Atualmente, o órgão oficial responsável pela política indigenista no Brasil é a Funai (Fundação Nacional do Índio).

Fundada em 1967, a Funai veio substituir o SPI (Serviço de Proteção ao Índio), criado em 1910 e extinto em decorrência de uma série de denúncias de corrupção. Sua estrutura institucional, além da sede em Brasília, compreende 45 Administrações Regionais, 14 Núcleos de Apoio Indígena, 10 Postos de Vigilância e 344 Postos Indígenas, distribuídos em diferentes pontos do país.

O desempenho da Funai em cumprir as atribuições outorgadas na Constituição é, contudo, alvo de inúmeras críticas. De maneira suscinta, podemos dizer que o teor geral dos questionamentos que se faz à ação do Estado junto aos índios salienta a sua incompetência e inoperância diante da pauta de ações que está sob sua responsabilidade, como também diante das demandas dos índios.

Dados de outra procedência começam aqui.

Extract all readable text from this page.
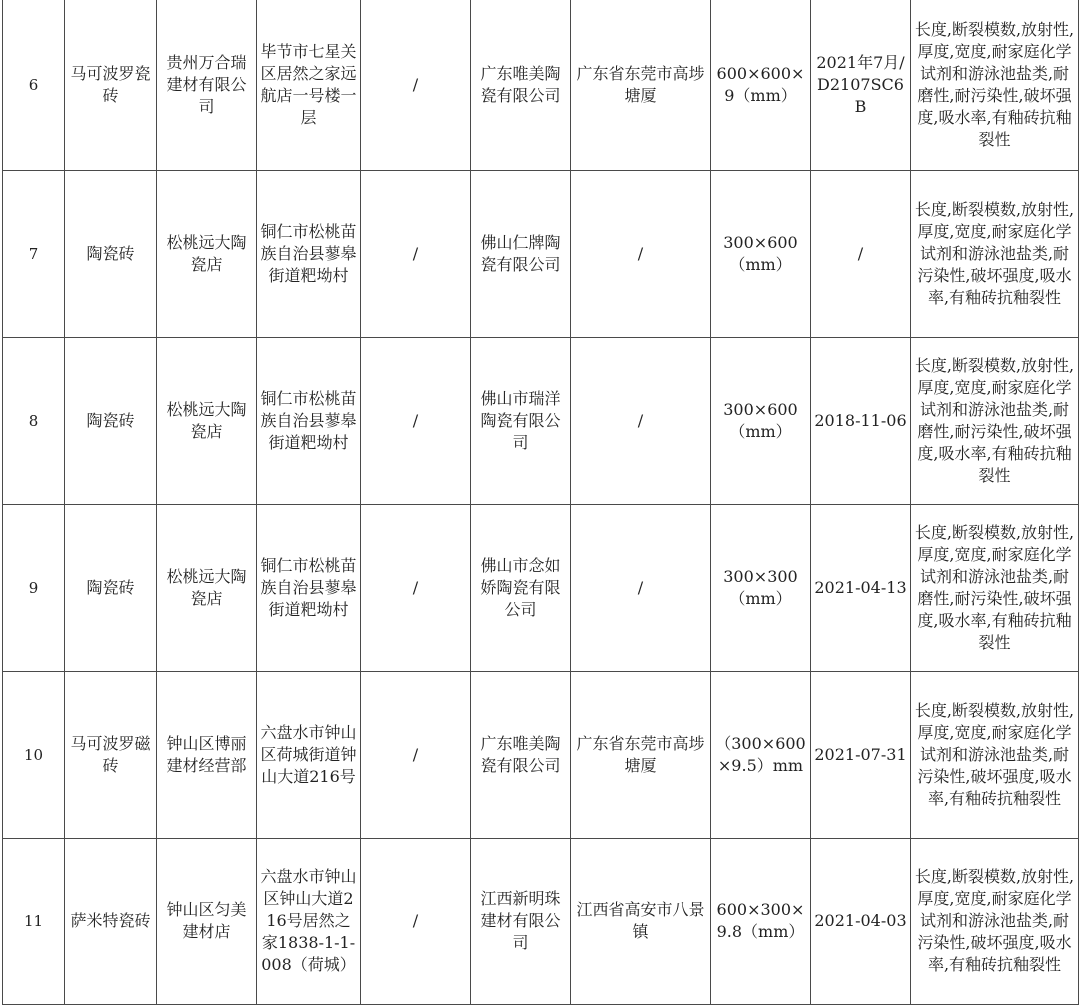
6	马可波罗瓷砖	贵州万合瑞建材有限公司	毕节市七星关区居然之家远航店一号楼一层	/	广东唯美陶瓷有限公司	广东省东莞市高埗塘厦	600×600×9（mm）	2021年7月/D2107SC6B	长度,断裂模数,放射性,厚度,宽度,耐家庭化学试剂和游泳池盐类,耐磨性,耐污染性,破坏强度,吸水率,有釉砖抗釉裂性
7	陶瓷砖	松桃远大陶瓷店	铜仁市松桃苗族自治县蓼皋街道粑坳村	/	佛山仁牌陶瓷有限公司	/	300×600（mm）	/	长度,断裂模数,放射性,厚度,宽度,耐家庭化学试剂和游泳池盐类,耐污染性,破坏强度,吸水率,有釉砖抗釉裂性
8	陶瓷砖	松桃远大陶瓷店	铜仁市松桃苗族自治县蓼皋街道粑坳村	/	佛山市瑞洋陶瓷有限公司	/	300×600（mm）	2018-11-06	长度,断裂模数,放射性,厚度,宽度,耐家庭化学试剂和游泳池盐类,耐磨性,耐污染性,破坏强度,吸水率,有釉砖抗釉裂性
9	陶瓷砖	松桃远大陶瓷店	铜仁市松桃苗族自治县蓼皋街道粑坳村	/	佛山市念如娇陶瓷有限公司	/	300×300（mm）	2021-04-13	长度,断裂模数,放射性,厚度,宽度,耐家庭化学试剂和游泳池盐类,耐磨性,耐污染性,破坏强度,吸水率,有釉砖抗釉裂性
10	马可波罗磁砖	钟山区博丽建材经营部	六盘水市钟山区荷城街道钟山大道216号	/	广东唯美陶瓷有限公司	广东省东莞市高埗塘厦	（300×600×9.5）mm	2021-07-31	长度,断裂模数,放射性,厚度,宽度,耐家庭化学试剂和游泳池盐类,耐污染性,破坏强度,吸水率,有釉砖抗釉裂性
11	萨米特瓷砖	钟山区匀美建材店	六盘水市钟山区钟山大道216号居然之家1838-1-1-008（荷城）	/	江西新明珠建材有限公司	江西省高安市八景镇	600×300×9.8（mm）	2021-04-03	长度,断裂模数,放射性,厚度,宽度,耐家庭化学试剂和游泳池盐类,耐污染性,破坏强度,吸水率,有釉砖抗釉裂性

O atual momento reserva mudanças importantes para a política indigenista oficial. Há uma grande discussão em torno da aprovação do projeto que libera a mineração em terras indígenas, atualmente em tramitação adiantada no Congresso Nacional.  Os índios e seus aliados exigem que tal discussão esteja associada à aprovação de uma nova versão do Estatuto dos Povos Indígenas, elaborado em 1973 e, por isto mesmo, completamente desatualizado em relação a inúmeros temas que envolvem a inserção dos povos indígenas no mundo globalizado.   

Por outro lado, desde 1990, vem ocorrendo um progressivo processo de descentralização das atribuições da Funai. Cada vez mais, o órgão indigenista oficial se vê obrigado a partilhar as suas responsabilidades com outras agências governamentais e com instituições da sociedade civil. Os casos mais emblemáticos dessa nova etapa da política indigenista brasileira  relacionam-se com as ações para a educação e a saúde voltadas para os povos indígenas. Por isso, dedicamos seções especiais para estas duas últimas ações.